El problema no es el giro en sí, sino el tiempo que el coche pasa en esa posición. Mantener el volante torcido durante horas, días o incluso semanas, puede dañar componentes sensibles del sistema de dirección y suspensión. Según detalla el especialista, piezas como las rótulas, los amortiguadores o ciertos elementos del tren delantero pueden acabar sufriendo una tensión innecesaria.
Tensión prolongada, desgaste innecesario
En algunos vehículos, especialmente de gama alta, el sistema de dirección está diseñado para favorecer la maniobrabilidad mediante una ligera inclinación al girar. Esa misma característica, al quedar bloqueada durante un periodo largo, provoca que una parte muy concreta del neumático soporte más peso del que debería. A largo plazo, eso puede derivar en deformaciones, desequilibrios y desgaste irregular.

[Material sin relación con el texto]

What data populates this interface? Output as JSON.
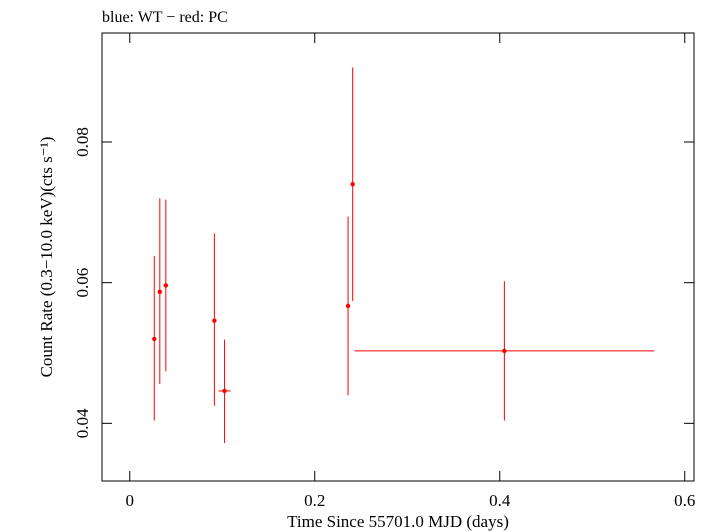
{
  "chart_data": {
    "type": "scatter",
    "title": "blue: WT − red: PC",
    "xlabel": "Time Since 55701.0 MJD (days)",
    "ylabel": "Count Rate (0.3−10.0 keV)(cts s⁻¹)",
    "xlim": [
      -0.03,
      0.61
    ],
    "ylim": [
      0.0318,
      0.0955
    ],
    "x_ticks": [
      0,
      0.2,
      0.4,
      0.6
    ],
    "x_tick_labels": [
      "0",
      "0.2",
      "0.4",
      "0.6"
    ],
    "y_ticks": [
      0.04,
      0.06,
      0.08
    ],
    "y_tick_labels": [
      "0.04",
      "0.06",
      "0.08"
    ],
    "grid": false,
    "series": [
      {
        "name": "PC",
        "color": "#ff0000",
        "points": [
          {
            "x": 0.0265,
            "xerr": 0.0015,
            "y": 0.052,
            "y_low": 0.0404,
            "y_high": 0.0638
          },
          {
            "x": 0.0325,
            "xerr": 0.0015,
            "y": 0.0587,
            "y_low": 0.0456,
            "y_high": 0.072
          },
          {
            "x": 0.039,
            "xerr": 0.0025,
            "y": 0.0596,
            "y_low": 0.0474,
            "y_high": 0.0718
          },
          {
            "x": 0.0915,
            "xerr": 0.0015,
            "y": 0.0546,
            "y_low": 0.0425,
            "y_high": 0.067
          },
          {
            "x": 0.1025,
            "xerr": 0.0065,
            "y": 0.0446,
            "y_low": 0.0372,
            "y_high": 0.0519
          },
          {
            "x": 0.236,
            "xerr": 0.001,
            "y": 0.0567,
            "y_low": 0.044,
            "y_high": 0.0694
          },
          {
            "x": 0.241,
            "xerr": 0.001,
            "y": 0.074,
            "y_low": 0.0574,
            "y_high": 0.0906
          },
          {
            "x": 0.405,
            "xerr": 0.162,
            "y": 0.0503,
            "y_low": 0.0404,
            "y_high": 0.0602
          }
        ]
      }
    ]
  }
}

Además, si el vehículo está aparcado en pendiente, la presión sobre las piezas se amplifica. "Vamos a tener mayor inclinación y mayor peso en ciertos puntos de suspensión y rótulas", explica. Aunque el deterioro no sea inmediato, las consecuencias suelen llegar poco a poco, como ruidos al girar, vibraciones o problemas de alineación que terminan requiriendo intervención en taller.
El consejo del mecánico es claro. Siempre que el coche vaya a estar parado durante un tiempo prolongado, lo ideal es estacionarlo sobre una superficie lo más plana posible y con el volante completamente recto. De esta forma, se evita forzar los elementos del sistema de dirección y se mantiene una distribución más equilibrada del peso sobre los neumáticos.

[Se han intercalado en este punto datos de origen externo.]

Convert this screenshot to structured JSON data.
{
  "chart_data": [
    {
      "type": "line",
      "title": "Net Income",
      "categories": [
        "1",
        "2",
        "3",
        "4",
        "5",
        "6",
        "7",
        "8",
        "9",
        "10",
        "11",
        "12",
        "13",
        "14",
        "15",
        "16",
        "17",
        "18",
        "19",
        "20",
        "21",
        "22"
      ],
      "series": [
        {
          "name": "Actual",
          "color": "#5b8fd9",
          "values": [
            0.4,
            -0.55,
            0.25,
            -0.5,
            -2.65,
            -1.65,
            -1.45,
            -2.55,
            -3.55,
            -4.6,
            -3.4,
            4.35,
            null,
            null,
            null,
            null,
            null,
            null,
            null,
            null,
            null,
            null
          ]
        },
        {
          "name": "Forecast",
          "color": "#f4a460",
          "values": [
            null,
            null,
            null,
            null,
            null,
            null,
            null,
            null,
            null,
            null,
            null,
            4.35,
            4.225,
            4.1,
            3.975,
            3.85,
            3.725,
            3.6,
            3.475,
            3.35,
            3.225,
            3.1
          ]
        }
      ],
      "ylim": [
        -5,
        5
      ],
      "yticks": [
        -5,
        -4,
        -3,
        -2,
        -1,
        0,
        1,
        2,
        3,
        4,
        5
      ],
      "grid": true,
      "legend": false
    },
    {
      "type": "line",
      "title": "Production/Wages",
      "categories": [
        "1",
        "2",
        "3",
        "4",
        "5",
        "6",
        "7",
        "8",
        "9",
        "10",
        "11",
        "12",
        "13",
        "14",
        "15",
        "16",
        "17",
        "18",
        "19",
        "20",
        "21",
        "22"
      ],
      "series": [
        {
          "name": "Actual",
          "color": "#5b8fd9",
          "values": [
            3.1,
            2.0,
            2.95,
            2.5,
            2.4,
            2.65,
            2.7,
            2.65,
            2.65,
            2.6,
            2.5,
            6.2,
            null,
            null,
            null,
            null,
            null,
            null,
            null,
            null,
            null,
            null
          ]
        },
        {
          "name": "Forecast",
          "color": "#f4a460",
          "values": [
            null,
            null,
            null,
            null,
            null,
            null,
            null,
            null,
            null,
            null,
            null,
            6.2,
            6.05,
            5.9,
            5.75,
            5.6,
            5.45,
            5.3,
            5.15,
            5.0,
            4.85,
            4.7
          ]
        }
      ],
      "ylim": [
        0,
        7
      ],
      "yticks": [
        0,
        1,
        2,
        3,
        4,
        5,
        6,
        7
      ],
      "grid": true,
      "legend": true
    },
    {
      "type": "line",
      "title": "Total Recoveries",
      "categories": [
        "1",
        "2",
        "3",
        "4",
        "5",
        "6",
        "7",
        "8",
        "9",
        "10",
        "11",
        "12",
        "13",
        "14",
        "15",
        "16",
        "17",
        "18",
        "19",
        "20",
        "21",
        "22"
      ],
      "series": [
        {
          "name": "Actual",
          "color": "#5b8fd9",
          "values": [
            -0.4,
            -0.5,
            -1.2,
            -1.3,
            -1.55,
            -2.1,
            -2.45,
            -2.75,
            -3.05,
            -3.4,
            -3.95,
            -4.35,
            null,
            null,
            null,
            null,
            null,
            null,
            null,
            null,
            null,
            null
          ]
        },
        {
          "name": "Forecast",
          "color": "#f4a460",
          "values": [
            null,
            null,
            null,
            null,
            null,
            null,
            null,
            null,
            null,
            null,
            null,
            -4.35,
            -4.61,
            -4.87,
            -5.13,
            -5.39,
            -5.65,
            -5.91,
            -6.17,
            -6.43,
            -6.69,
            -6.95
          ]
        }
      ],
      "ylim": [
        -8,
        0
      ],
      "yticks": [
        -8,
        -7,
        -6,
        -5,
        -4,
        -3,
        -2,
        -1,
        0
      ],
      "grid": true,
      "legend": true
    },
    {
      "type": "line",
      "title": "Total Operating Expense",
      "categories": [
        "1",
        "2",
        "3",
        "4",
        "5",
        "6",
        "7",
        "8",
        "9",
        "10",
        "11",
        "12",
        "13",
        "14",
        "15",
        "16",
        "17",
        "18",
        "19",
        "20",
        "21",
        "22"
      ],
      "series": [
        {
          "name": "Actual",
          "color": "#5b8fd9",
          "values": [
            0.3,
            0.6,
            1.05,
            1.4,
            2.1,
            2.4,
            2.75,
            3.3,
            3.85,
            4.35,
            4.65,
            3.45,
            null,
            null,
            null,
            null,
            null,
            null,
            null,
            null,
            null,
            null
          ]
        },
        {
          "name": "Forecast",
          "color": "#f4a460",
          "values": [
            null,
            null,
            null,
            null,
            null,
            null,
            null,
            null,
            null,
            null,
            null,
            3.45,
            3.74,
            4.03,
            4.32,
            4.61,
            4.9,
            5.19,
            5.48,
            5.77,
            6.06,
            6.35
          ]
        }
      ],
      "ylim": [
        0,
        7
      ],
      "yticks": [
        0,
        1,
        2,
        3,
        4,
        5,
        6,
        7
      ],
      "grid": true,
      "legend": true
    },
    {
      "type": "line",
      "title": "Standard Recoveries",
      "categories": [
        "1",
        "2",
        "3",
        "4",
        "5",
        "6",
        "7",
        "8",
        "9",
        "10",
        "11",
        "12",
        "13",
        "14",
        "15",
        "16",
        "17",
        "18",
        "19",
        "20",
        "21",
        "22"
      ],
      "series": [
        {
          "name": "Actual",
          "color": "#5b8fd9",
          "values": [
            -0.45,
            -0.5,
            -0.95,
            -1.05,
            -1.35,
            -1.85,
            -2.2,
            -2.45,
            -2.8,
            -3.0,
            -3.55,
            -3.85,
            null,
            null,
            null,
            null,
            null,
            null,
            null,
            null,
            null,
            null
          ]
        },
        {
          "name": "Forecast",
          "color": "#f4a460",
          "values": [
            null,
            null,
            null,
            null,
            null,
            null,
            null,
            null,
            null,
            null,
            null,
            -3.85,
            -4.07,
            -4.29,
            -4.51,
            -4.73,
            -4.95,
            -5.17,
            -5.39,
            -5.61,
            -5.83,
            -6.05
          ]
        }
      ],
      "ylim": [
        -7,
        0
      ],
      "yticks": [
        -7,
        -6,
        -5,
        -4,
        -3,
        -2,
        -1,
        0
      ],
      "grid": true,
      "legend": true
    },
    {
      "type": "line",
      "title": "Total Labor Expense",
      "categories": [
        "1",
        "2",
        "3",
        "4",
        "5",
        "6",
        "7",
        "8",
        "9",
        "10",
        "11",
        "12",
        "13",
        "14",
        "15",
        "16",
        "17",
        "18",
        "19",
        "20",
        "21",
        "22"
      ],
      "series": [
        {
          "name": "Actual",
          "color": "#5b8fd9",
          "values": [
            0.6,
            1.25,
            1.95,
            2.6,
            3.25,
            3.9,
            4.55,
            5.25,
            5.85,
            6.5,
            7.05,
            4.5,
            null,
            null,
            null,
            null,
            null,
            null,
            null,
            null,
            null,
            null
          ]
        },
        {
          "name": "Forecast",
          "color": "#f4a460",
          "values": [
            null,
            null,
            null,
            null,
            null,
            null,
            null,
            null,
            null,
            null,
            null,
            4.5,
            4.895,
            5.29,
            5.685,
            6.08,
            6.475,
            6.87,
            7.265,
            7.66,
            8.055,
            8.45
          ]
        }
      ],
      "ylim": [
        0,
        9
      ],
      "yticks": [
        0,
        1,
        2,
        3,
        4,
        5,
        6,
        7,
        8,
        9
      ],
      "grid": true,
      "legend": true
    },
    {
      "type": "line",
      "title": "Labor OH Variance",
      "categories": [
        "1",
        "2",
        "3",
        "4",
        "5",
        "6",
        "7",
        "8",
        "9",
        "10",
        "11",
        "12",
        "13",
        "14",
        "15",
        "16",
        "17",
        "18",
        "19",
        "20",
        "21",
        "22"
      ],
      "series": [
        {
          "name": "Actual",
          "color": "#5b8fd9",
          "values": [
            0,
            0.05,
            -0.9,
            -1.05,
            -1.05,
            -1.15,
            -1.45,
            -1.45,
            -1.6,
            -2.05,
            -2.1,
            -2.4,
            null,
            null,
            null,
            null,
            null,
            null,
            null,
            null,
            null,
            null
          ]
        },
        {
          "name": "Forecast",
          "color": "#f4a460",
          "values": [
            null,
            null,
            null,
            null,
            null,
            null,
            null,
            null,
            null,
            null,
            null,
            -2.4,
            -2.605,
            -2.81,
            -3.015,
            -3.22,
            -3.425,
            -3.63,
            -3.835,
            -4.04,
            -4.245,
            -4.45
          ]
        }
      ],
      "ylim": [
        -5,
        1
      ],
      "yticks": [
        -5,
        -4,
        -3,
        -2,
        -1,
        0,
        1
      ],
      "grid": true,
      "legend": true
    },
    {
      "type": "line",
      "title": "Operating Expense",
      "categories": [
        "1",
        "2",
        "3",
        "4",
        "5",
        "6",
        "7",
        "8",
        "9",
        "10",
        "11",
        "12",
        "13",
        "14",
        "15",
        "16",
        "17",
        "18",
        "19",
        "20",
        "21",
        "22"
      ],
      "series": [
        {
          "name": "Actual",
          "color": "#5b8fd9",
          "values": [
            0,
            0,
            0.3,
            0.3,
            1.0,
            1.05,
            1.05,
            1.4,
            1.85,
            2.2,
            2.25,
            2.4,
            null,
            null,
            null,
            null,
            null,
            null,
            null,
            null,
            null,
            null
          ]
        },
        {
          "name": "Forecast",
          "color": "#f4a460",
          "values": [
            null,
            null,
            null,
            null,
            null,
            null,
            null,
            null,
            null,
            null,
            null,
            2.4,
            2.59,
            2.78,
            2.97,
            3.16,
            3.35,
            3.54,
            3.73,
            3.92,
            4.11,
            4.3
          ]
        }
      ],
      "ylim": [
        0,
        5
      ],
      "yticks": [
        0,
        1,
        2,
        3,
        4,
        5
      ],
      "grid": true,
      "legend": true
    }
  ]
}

Y si el coche va a estar parado mucho tiempo, incluso con el volante recto hay que tener cuidado. "Los neumáticos también pueden sufrir si se quedan apoyados demasiado tiempo sobre el mismo punto del suelo", avisa Juan José. Aunque esa advertencia la reserva para otro vídeo, ya ha dejado claro que, incluso en reposo, el vehículo requiere atención.
En resumen, estacionar con el volante recto es un gesto simple que puede evitar más de un disgusto. A veces, cuidar el coche empieza por los detalles más pequeños, esos que pasan desapercibidos pero que, con el tiempo, terminan marcando la diferencia.